Région métropolitaine 3 523 744 (2005) 5 4 770 180 (2005)

FIGURE 3 Niveaux d’investigation

2. CONSTATS ET CONTRAINTES MÉTHODOLOGIQUES

Dans le cas du bill 26, nous avons retenu la totalité des mémoires déposés à l’assemblée nationale, les procès verbaux des débats reliés à la loi et le Rapport du comité d’étude sur l’assistance publique (Rapport Boucher) de 1963. En ce qui concerne la loi 112, 114 auditions publiques ont été tenues et toutes les organisations conviées ont déposé un mémoire. Comme il nous a paru irréaliste de prendre en considération tous ces documents dans le cadre d’un mémoire de maîtrise, nous avons dû procéder à une classification suivie d’un échantillonnage. Ainsi, à partir des quatre grands acteurs correspondant aussi aux forces sociales en présence lors du sommet socio-économique de 1996, précurseur de la loi 112, soit le Patronat, les Syndicats, l’État et le Socio-communautaire, nous avons élaboré une classification adaptée à notre objet en tenant compte des typologies d’acteurs déjà existantes (Voir annexe). Pour chaque catégorie d’acteur, un échantillon minimum de 20% jusqu’à concurrence de 100% des mémoires et des audiences publiques a été retenu.

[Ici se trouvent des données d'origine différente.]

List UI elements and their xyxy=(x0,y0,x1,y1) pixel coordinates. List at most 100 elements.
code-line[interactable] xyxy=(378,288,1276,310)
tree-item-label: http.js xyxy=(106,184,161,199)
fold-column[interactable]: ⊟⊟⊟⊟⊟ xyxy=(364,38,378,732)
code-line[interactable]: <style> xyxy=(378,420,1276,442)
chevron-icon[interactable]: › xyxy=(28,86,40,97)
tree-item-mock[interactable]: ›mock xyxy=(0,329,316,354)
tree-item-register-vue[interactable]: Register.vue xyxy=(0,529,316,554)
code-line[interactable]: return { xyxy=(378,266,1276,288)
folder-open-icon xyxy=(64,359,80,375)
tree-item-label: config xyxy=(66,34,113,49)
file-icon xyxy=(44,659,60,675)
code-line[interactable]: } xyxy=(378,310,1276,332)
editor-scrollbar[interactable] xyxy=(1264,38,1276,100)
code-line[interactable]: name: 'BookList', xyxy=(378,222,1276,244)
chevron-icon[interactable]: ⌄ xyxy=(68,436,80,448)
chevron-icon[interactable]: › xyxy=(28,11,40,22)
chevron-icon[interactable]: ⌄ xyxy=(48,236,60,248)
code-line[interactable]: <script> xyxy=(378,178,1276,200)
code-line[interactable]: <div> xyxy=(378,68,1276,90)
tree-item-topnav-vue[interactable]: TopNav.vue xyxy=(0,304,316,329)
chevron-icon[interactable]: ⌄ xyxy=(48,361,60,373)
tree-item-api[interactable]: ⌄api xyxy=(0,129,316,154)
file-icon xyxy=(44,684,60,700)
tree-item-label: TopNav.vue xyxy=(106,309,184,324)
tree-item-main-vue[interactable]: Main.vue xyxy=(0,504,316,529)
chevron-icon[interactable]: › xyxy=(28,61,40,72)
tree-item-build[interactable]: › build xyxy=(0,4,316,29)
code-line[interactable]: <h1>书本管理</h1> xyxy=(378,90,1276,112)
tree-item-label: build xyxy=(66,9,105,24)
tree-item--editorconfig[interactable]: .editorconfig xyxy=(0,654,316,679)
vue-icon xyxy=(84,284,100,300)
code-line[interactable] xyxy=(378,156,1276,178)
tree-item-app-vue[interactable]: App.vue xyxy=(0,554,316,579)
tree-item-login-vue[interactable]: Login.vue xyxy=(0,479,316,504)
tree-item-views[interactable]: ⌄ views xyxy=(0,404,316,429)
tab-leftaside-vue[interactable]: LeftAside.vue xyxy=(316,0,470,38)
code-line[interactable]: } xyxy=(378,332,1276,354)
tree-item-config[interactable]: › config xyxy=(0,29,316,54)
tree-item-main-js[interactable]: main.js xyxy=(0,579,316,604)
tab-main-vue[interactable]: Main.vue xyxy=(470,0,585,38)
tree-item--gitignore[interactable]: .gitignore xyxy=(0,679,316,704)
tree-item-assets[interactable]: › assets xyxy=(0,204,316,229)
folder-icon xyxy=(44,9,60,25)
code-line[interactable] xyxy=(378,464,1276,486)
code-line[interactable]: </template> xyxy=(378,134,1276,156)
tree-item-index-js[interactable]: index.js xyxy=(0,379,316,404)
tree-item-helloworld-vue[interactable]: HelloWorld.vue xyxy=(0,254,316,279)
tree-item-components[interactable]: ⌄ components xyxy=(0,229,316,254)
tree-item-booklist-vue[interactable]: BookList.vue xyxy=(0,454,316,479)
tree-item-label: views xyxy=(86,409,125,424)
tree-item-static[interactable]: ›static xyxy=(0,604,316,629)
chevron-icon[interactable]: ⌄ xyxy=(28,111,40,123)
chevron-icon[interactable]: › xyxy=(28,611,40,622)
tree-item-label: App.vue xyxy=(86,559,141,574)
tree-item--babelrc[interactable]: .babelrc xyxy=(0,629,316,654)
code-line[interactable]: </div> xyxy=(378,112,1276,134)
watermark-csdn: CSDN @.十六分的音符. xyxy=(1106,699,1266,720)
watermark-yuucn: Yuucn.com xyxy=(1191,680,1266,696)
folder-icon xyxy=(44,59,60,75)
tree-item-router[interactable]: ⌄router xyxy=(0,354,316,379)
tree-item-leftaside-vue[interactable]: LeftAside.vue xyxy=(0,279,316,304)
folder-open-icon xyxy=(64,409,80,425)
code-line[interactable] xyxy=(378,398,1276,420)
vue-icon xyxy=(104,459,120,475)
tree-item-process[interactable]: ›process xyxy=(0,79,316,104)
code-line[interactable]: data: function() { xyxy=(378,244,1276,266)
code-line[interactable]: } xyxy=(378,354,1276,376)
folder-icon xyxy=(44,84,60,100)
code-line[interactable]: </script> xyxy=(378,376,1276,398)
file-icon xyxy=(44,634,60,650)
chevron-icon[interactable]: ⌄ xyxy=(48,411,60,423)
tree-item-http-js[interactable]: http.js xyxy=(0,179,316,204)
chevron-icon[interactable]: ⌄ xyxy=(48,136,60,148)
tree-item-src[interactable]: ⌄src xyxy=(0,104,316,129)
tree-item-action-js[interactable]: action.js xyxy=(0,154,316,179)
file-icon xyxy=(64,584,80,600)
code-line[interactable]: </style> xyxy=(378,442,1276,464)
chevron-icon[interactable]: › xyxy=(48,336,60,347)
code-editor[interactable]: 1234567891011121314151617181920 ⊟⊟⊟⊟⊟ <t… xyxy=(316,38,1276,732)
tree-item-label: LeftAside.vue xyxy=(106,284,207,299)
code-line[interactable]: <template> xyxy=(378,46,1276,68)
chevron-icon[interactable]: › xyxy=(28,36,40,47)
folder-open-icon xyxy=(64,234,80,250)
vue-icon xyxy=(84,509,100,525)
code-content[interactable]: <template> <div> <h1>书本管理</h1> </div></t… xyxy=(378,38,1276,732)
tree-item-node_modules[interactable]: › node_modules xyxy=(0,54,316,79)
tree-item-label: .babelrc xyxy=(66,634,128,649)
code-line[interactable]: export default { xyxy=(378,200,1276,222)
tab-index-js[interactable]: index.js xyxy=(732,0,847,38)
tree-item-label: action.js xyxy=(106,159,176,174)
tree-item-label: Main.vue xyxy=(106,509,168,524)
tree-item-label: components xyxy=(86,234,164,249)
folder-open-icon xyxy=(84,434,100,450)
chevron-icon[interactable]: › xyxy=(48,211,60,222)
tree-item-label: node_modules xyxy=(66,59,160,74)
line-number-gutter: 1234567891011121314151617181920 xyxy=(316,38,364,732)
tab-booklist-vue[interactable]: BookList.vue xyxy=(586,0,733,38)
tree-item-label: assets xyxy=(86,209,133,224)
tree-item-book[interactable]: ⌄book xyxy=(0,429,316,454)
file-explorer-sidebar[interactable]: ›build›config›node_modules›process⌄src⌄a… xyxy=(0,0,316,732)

2.1. Les acteurs en présence dans l’adoption du Bill 26

D’entrée de jeu, il est impossible d’analyser les acteurs en présence sans faire référence à l’État fédéral puisque le destin de la loi de l’aide sociale était intimement lié à celui du Régime d’assistance publique du Canada (RAPC) qui prévoyait d’assumer 50% des frais encourus par les programmes d’assistance publique mis en place par les provinces. Comme le souligne Boychuk (1998, p.85), la présence de l’acteur fédéral pourrait avoir constitué un levier dans l’adoption du bill 26: “The extension of federal cost-sharing coincided quite closely with the emergence of the

powerful forces unleashed by the fracturing of traditional Quebec society, through it is difficult to gauge the relative weight of each in reshaping the social assistance system.” Par contre, même si la

nécessité d’un interventionnisme accru apparaissait aux acteurs des deux paliers, un fossé les séparait: la dimension constitutionnelle. Ainsi, autant le gouvernement Lesage que Bertrand a voulu s’extraire du programme à frais partagé, estimant que l’aide sociale devait être de juridiction provinciale. Le Québec voulait mettre en place un modèle de développement qui soit à son image.

2.2. L’État québécois, acteur central dans la construction de l’État-providence

Jusqu’à la fin du régime Duplessiste, la gestion de la pauvreté relevait essentiellement de la sphère privée et prenait place dans les solidarités traditionnelles. À partir de la prise du pouvoir par le parti libéral de Jean Lesage en juin 1960, l’État québécois a pris un grand virage pour s’engager dans la Révolution tranquille. Les bureaucrates ont joué un rôle décisif dans la promotion des idées réformistes, notamment les auteurs du rapport Boucher. Bien que la réflexion sur l’adoption d’une loi de l’aide sociale ait été impulsée sous le gouvernement Lesage, c’est par l’Union nationale qu’elle a été sanctionnée. Nous constatons que le processus d’adoption de la loi s’est fait sans débat idéologique, sans remise en question des stratégies fondamentales à privilégier. Tous partageaient une même conscience du retard du Québec dans le développement social et du caractère inacceptable d’une telle situation dans un pays développé. Sans conteste, l’État devait endosser son rôle de régulateur social.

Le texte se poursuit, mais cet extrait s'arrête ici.